Contemporary views from Dutton Park
Contemporary view from Mt. Coot-tha to Dutton Park
Although artists like R Godfrey Rivers, perhaps Brisbane’s most prominent artist of the time when Evening… was painted, best known for Under the jacaranda 1903, he was not overtly influenced by the techniques of the Australian impressionists, however, the style was not unknown in Brisbane. All the significant artists working in the style came from the southern states — a number of works that had been influenced by the movement were being created and exhibited in Brisbane.
The inclusion of works by prominent southern artists, including Julian Ashton, Sydney Long and Tom Roberts, in the Queensland Art Society Annual Exhibitions during the 1890s was greeted with enthusiasm by local reviewers and artists. There was optimism that a continued presence by these artists would assist the development of the local art scene, and although few continued to exhibit with the Society after the turn of the century, and the works sent were not of the highest quality, Brisbane did experience at least a limited exposure to their work.

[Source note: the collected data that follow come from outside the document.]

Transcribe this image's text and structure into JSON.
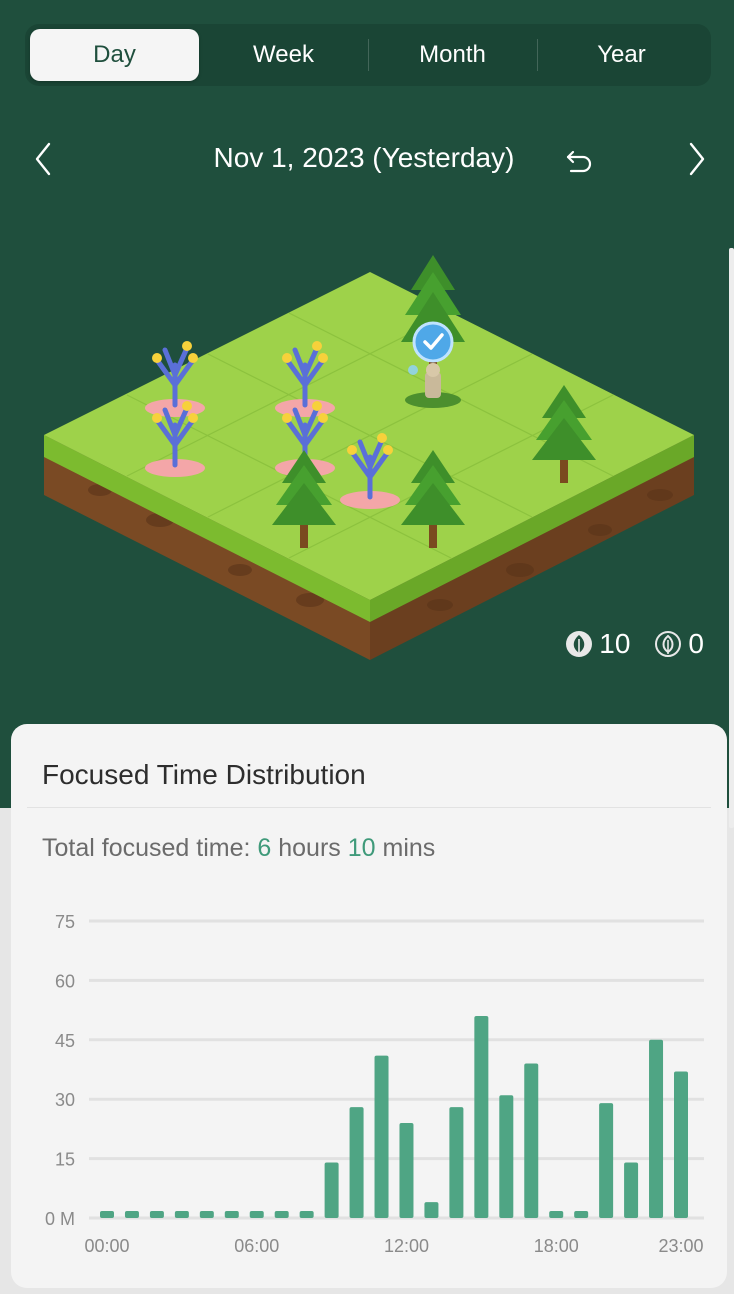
{
  "tabs": [
    {
      "label": "Day",
      "active": true
    },
    {
      "label": "Week",
      "active": false
    },
    {
      "label": "Month",
      "active": false
    },
    {
      "label": "Year",
      "active": false
    }
  ],
  "date_bar": {
    "title": "Nov 1, 2023 (Yesterday)",
    "prev_icon": "chevron-left-icon",
    "next_icon": "chevron-right-icon",
    "reset_icon": "undo-icon"
  },
  "forest_counts": {
    "healthy": "10",
    "withered": "0"
  },
  "card": {
    "title": "Focused Time Distribution",
    "total_prefix": "Total focused time: ",
    "hours": "6",
    "hours_unit": " hours ",
    "mins": "10",
    "mins_unit": " mins"
  },
  "colors": {
    "header_bg": "#1f4f3d",
    "accent": "#3f9a7a",
    "bar": "#4fa584",
    "card_bg": "#f4f4f4"
  },
  "chart_data": {
    "type": "bar",
    "categories": [
      "0",
      "1",
      "2",
      "3",
      "4",
      "5",
      "6",
      "7",
      "8",
      "9",
      "10",
      "11",
      "12",
      "13",
      "14",
      "15",
      "16",
      "17",
      "18",
      "19",
      "20",
      "21",
      "22",
      "23"
    ],
    "values": [
      0,
      0,
      0,
      0,
      0,
      0,
      0,
      0,
      0,
      14,
      28,
      41,
      24,
      4,
      28,
      51,
      31,
      39,
      0,
      0,
      29,
      14,
      45,
      37
    ],
    "y_ticks": [
      "0 M",
      "15",
      "30",
      "45",
      "60",
      "75"
    ],
    "x_tick_labels": [
      "00:00",
      "06:00",
      "12:00",
      "18:00",
      "23:00"
    ],
    "ylim": [
      0,
      75
    ],
    "grid": true
  }
}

The most notable Brisbane artist experimenting with the style was a student and colleague of Rivers, FJ Martyn Roberts, whose painting Evening shows that by 1898, at least one influential local artist was using the impressionists technique to depict a landscape in the afterglow — a favourite pictorial device of the Heidelberg School artists. Roberts had spent a short time in Sydney during the 1890s under the tutelage of Julian Ashton, and he had painted en plein air with a number of other members of Sydney’s avant-garde.
FJ Martyn Roberts ‘Evening (Mt Coot-tha from Dutton Park)’ 1988
Evening was immediately recognised as a ‘modern’ work at its display in the Queensland Art Society’s 1898 Annual Exhibition. Roberts’s painting shared the Society’s prizes that year and the Brisbane Courier reviewed the work with guarded enthusiasm:
Mr Roberts is an impressionist, and an exponent of much of the broad modern school of work… Altogether the picture is a very vigorous and distinctly convincing suggestion, and a promise of the future excellence of the artist is contained in it.
Roberts’s style attracted much local attention, and many years later it was regretted that he had not been able to paint more prolifically, due to his teaching commitments at the Brisbane Technical College where he succeeded Rivers as Supervisor of the Art Department.
He was somewhat in advance of his time … had the opportunity been his to continue more as a practising painter than as a tutor he would have held a place to-day with Streeton, Gruner, and Lambert. His work and that of Streeton was [sic] very similar in those far-off days.
Edited extract from ‘Looking for the ‘Beau Mode’ in Brisbane: Godfrey Rivers Under the jacaranda‘ by Sara Tiffin from Brought to Light: Australian Art 1850-1965, Queensland Art Gallery, 1998.
Curatorial extracts, research and supplementary material compiled by Elliott Murray, Senior Digital Marketing Officer, QAGOMA
FJ Martyn Roberts
FJ Martyn Roberts was a major influence on students and artists in Brisbane. He began teaching in 1894 at the South Brisbane Technical College and after a number of moves within the system was appointed Supervisor of the Arts Department at the Central Technical College in 1916 following the resignation of R Godfrey Rivers in 1915. Roberts held this position until his retirement in 1936 despite widespread public agitation to have his appointment extended. Noted artists among his pupils at the Technical College were Lloyd Rees and Daphne Mayo.